Kanimambo , 14 Janeiro 2014 - 09:21:16 hr. | url
...
Caro Kanimambo,

A responsabilidade pelo valor das custas que as pessoas pagam nos processos judiciais não é do Tribunal, nem de quem lá trabalha.
Trata-se apenas de cumprir a obrigação de aplicar a lei, não se podendo fazer vista grossa, sob pena de procedimento disciplinar ou pior.
Relembro que, a legislação que define quem paga custas e quanto paga é da autoria da assembleia da república e do governo.
Os Tribunais limitam-se a cumprir a lei.


No que toca à falta de efectivos nas polícias... bem, é uma realidade. O que quer dizer que não é possível acudir a todos os fogos ao mesmo tempo, e, por isso, alguns ficam a arder até ser tarde demais.
Por que é que há falta de efectivos, perguntar-me-á...
Eu digo-lhe. Como temos que pagar mais de 9.000.0000.000 de Euros em dívidas às PPP- que encheram os bolsos a muitos dos pregadores da austeridade- não há dinheiro para pagar salários a efectivos policiais. E nem a outros...
Não tarda nada, também deixará de haver médicos e enfermeiros em número adequado nos hospitais, e por isso, vai ter de morrer gente; deixará de haver n.º de professores adequados por referência ao n.º de alunos, por isso, e desde a escola primária, o melhor é as criancinhas habituarem-se a terem aulas em regime de seminário...; deixará de haver funcionários e magistrados nos Tribunais em n.º adequado, e por isso, a prescrição do processo deve alterar-se para os 40 anos; so nas finanças é que os funcionários vão escapar a tais cortes, porque o governozinho sempre precisa de algozes cobradores de impostos para encher os bolsos às PPP e quejandos...
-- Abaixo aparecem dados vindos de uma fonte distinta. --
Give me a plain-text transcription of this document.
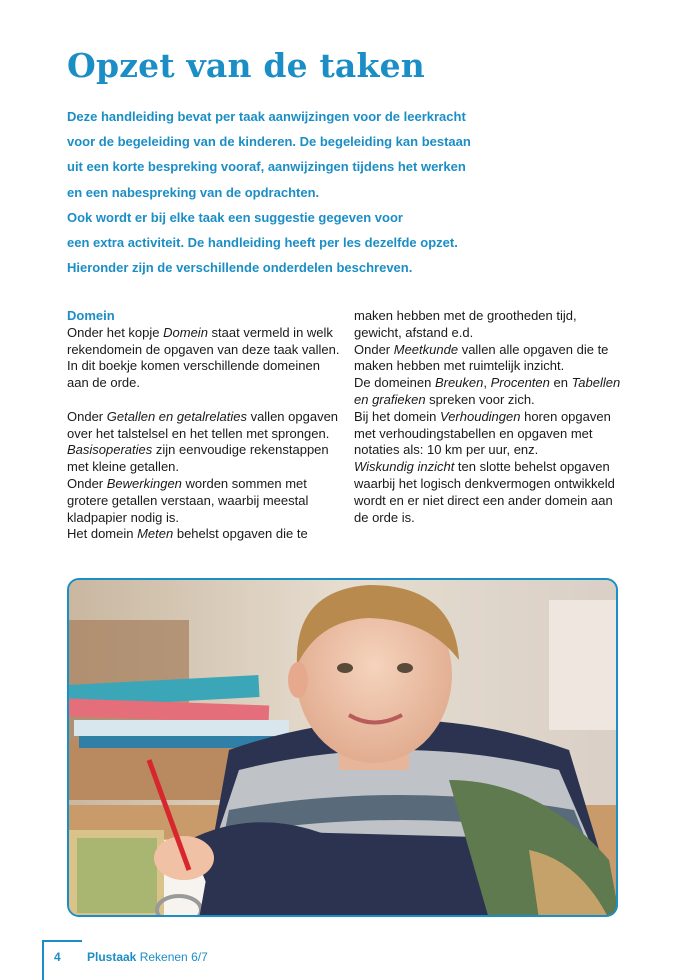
Opzet van de taken
Deze handleiding bevat per taak aanwijzingen voor de leerkracht
voor de begeleiding van de kinderen. De begeleiding kan bestaan
uit een korte bespreking vooraf, aanwijzingen tijdens het werken
en een nabespreking van de opdrachten.
Ook wordt er bij elke taak een suggestie gegeven voor
een extra activiteit. De handleiding heeft per les dezelfde opzet.
Hieronder zijn de verschillende onderdelen beschreven.
Domein
Onder het kopje Domein staat vermeld in welk
rekendomein de opgaven van deze taak vallen.
In dit boekje komen verschillende domeinen
aan de orde.
Onder Getallen en getalrelaties vallen opgaven
over het talstelsel en het tellen met sprongen.
Basisoperaties zijn eenvoudige rekenstappen
met kleine getallen.
Onder Bewerkingen worden sommen met
grotere getallen verstaan, waarbij meestal
kladpapier nodig is.
Het domein Meten behelst opgaven die te
maken hebben met de grootheden tijd,
gewicht, afstand e.d.
Onder Meetkunde vallen alle opgaven die te
maken hebben met ruimtelijk inzicht.
De domeinen Breuken, Procenten en Tabellen
en grafieken spreken voor zich.
Bij het domein Verhoudingen horen opgaven
met verhoudingstabellen en opgaven met
notaties als: 10 km per uur, enz.
Wiskundig inzicht ten slotte behelst opgaven
waarbij het logisch denkvermogen ontwikkeld
wordt en er niet direct een ander domein aan
de orde is.
4 Plustaak Rekenen 6/7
Pois é, Kanimambo, o Povo já não existe... Só temos populaça...

Cumprimentos a todos
Paródia , 14 Janeiro 2014 - 12:13:54 hr.
...
Kanimambo

A Polícia está democrática, fala da mesma forma, com o Doutor, Engº, Rico e Pobre da mesma forma e com o mesmo profissionalismo. Como diz o Paródia, se não gostas das leis que temos, dirija-se à A.R.
Quanto ás reformas, quem mais recebe, é porque mais descontou, excetuando alguns políticos habilidosos.

Paródia

Percebo o que diz, até porque tenho um familiar magistrado, mas deixe-me que lhe diga, só aos elementos da PSP e militares, está vedado o direito á greve.O meu confronto nunca será consigo, antes porém, com a fraca governação, impelida por uma certa esquerda caviar.
Tancredo , 15 Janeiro 2014 - 17:13:03 hr.